The outside doors of the courtyard. Photo by Thomas R. Cordova.

The home isn’t an opulent mansion and has a strong family feel about it. Unfurnished now, there are rooms at every turn, all with the original hardwood floors and their sturdy plaster walls. There’s a dining room and an eating area in the cozy kitchen with a little fireplace that Joan had installed to replace an incinerator that was there.

“She loved the beach and the cool breeze, but she hated being cold,” said Kip of his mother, who died last Thanksgiving. “So she loved having that fireplace in the kitchen to keep her warm, and we often had a roaring fire going in the living room.”

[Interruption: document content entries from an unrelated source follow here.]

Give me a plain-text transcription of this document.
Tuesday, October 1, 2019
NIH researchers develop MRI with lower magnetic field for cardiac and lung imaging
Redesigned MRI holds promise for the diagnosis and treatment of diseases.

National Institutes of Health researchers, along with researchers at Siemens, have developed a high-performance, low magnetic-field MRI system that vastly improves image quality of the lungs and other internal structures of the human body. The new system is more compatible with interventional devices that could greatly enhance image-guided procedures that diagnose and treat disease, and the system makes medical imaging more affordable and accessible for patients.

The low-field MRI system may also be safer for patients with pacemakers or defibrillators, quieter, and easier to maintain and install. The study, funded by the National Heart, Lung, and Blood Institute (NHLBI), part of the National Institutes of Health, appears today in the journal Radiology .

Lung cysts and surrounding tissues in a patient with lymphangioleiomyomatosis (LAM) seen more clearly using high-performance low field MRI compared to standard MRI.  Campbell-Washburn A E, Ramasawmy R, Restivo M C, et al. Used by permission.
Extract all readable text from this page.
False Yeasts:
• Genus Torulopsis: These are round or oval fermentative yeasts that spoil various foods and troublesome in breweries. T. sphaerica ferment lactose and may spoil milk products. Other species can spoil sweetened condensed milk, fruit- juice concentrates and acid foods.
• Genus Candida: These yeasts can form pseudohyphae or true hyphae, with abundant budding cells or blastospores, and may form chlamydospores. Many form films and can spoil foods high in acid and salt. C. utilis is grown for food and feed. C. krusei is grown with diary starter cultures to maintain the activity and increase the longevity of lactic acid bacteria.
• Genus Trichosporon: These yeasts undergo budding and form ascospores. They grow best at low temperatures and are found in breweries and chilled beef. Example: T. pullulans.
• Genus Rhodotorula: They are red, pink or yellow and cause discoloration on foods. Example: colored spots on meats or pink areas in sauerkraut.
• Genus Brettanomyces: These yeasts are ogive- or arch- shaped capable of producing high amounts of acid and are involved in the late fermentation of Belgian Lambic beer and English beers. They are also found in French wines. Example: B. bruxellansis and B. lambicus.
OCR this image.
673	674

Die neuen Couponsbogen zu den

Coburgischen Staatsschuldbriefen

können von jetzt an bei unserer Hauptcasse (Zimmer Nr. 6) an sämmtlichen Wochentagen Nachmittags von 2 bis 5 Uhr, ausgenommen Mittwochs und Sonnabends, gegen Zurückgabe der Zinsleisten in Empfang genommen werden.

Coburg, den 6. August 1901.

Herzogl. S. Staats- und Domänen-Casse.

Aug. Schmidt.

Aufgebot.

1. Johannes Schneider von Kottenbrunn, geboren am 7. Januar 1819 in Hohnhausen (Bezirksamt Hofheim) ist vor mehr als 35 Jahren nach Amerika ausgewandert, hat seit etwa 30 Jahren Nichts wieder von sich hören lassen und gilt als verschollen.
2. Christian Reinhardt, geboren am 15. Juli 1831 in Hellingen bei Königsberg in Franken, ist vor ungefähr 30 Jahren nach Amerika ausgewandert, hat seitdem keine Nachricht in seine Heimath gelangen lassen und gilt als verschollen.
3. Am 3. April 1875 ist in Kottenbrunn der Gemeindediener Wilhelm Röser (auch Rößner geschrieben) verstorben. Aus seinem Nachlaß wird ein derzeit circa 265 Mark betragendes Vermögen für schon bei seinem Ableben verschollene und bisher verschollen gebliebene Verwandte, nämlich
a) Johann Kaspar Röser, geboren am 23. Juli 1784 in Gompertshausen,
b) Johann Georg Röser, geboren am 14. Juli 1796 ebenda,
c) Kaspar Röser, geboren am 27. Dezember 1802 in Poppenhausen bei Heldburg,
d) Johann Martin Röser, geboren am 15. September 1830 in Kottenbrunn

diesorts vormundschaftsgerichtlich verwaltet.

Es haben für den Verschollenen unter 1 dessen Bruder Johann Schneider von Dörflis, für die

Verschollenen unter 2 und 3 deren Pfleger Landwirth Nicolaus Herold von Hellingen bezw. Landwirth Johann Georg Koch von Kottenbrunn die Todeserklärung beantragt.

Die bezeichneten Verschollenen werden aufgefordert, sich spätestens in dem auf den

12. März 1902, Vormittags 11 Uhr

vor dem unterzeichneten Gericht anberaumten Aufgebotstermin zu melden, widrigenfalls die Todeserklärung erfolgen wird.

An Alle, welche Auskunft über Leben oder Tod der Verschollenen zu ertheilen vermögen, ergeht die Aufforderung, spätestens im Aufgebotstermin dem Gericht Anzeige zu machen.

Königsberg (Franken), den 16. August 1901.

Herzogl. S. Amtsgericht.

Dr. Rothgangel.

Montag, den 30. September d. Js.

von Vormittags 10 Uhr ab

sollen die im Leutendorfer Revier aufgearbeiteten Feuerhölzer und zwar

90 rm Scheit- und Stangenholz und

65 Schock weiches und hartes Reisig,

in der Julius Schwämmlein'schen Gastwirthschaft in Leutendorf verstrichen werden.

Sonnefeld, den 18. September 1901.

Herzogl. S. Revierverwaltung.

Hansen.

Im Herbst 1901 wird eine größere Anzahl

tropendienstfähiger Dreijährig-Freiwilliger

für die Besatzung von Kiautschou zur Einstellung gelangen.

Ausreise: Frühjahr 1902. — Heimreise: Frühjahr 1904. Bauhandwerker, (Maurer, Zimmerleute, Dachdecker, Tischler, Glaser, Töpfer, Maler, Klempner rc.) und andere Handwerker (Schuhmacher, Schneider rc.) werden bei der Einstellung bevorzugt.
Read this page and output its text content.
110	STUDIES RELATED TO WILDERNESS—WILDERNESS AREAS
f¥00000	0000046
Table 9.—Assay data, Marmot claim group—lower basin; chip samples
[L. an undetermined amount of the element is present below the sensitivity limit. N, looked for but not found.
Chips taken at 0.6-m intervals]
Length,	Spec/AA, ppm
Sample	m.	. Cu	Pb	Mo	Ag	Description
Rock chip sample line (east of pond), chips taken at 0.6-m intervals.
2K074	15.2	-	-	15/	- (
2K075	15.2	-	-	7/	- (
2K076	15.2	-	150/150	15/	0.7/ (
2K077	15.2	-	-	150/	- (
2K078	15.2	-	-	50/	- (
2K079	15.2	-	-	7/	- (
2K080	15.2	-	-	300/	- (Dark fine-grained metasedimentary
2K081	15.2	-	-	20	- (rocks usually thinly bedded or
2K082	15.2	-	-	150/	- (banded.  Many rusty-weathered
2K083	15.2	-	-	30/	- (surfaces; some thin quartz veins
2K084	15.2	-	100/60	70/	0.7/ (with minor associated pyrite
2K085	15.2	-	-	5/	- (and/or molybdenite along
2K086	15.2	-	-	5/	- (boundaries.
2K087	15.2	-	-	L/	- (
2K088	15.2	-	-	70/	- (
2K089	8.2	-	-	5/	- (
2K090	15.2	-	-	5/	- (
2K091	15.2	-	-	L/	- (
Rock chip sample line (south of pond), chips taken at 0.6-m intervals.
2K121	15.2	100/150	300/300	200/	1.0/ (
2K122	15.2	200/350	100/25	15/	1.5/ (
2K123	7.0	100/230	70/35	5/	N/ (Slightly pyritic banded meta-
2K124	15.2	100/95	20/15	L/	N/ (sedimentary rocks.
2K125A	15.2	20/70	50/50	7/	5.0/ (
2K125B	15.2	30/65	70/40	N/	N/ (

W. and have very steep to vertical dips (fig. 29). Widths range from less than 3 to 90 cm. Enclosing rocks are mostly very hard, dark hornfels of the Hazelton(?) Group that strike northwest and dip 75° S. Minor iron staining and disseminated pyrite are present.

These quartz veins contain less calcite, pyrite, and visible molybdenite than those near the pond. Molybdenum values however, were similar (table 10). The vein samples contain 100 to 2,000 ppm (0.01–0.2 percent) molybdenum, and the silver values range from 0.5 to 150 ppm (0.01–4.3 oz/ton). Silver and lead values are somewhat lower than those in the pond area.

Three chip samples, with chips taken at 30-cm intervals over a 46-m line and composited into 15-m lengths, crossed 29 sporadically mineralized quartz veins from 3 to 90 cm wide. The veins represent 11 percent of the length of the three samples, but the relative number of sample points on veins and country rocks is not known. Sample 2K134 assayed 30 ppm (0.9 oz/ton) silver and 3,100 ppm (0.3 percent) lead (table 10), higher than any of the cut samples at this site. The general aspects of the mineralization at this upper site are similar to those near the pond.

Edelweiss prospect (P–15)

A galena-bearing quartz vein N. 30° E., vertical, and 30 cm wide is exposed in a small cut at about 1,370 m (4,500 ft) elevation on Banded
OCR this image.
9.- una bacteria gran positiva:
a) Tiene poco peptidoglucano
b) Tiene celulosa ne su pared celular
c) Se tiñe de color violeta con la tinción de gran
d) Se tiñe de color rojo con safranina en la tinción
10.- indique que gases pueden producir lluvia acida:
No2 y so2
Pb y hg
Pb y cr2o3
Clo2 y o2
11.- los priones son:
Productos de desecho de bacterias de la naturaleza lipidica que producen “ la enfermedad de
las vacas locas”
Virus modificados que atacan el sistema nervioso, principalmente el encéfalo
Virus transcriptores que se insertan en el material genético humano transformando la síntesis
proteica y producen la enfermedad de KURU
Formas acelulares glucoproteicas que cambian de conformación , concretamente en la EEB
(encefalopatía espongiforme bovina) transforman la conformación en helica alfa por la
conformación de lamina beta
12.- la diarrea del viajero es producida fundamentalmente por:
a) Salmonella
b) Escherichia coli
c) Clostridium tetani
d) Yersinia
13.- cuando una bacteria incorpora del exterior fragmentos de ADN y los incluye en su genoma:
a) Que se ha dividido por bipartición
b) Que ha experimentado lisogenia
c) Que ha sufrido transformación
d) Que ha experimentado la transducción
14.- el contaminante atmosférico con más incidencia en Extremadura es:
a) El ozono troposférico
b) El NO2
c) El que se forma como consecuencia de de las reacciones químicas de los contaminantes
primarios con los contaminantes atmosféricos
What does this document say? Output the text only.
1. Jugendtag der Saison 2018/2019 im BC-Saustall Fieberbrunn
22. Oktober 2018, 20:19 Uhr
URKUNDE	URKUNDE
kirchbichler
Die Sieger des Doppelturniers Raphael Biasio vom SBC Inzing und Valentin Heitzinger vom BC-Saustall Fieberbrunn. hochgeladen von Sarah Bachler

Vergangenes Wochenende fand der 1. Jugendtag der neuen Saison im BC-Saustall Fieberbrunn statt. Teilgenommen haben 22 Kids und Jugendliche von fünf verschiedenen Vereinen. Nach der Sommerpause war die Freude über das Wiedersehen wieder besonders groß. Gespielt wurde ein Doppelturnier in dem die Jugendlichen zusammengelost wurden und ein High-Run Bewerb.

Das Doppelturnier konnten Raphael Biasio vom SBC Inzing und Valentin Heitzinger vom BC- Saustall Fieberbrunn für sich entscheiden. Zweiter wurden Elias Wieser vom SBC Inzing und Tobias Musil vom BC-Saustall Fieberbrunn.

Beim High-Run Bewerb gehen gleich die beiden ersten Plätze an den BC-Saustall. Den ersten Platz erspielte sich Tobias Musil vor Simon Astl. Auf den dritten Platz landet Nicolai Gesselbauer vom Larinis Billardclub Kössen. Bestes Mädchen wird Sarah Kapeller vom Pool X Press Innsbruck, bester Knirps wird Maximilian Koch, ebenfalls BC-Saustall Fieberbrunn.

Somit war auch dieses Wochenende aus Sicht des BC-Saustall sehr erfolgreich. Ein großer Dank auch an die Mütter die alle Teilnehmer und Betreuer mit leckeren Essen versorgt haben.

The kitchen is currently being lightly redone, with new appliances, countertops and backsplash, but they want to maintain the old-time look to it. Throughout the house you’ll find little drawers and cabinets of indeterminate utility—although one thing is explainable: a small door in the wall in the upstairs nursery that opens out above the stairwell so the parents downstairs can hear if the baby is squalling. It’s a low-tech baby monitor.

Looking out through the front windows of the front room  and you’ll see the daily traffic of dog-walkers. Photo by Thomas R. Cordova.

The home, even when it hits the market in a couple of weeks, is not turnkey. Much is being left for the new owners to deal with as they see fit, including refinishing the myriad wood-trimmed windows and doors and cabinets throughout the house and installing new tile on the bathroom floors and of course deciding on whether to make the apartment into a studio or one- or two-bedroom units or just expand the house, which to this day remains beautiful with numerous balconies and windows and an inviting courtyard with a fountain (that also needs repair) and a bit of Long Beach history: a serpentine crack running along the patio that was caused by the 1933 earthquake.

“People who are looking for homes in Long Beach often are worried about earthquakes,” said Realtor Genoese-Zerbi. “I tell them a house like this one was standing before the 1933 quake and it was standing afterward. It’s going to be fine.”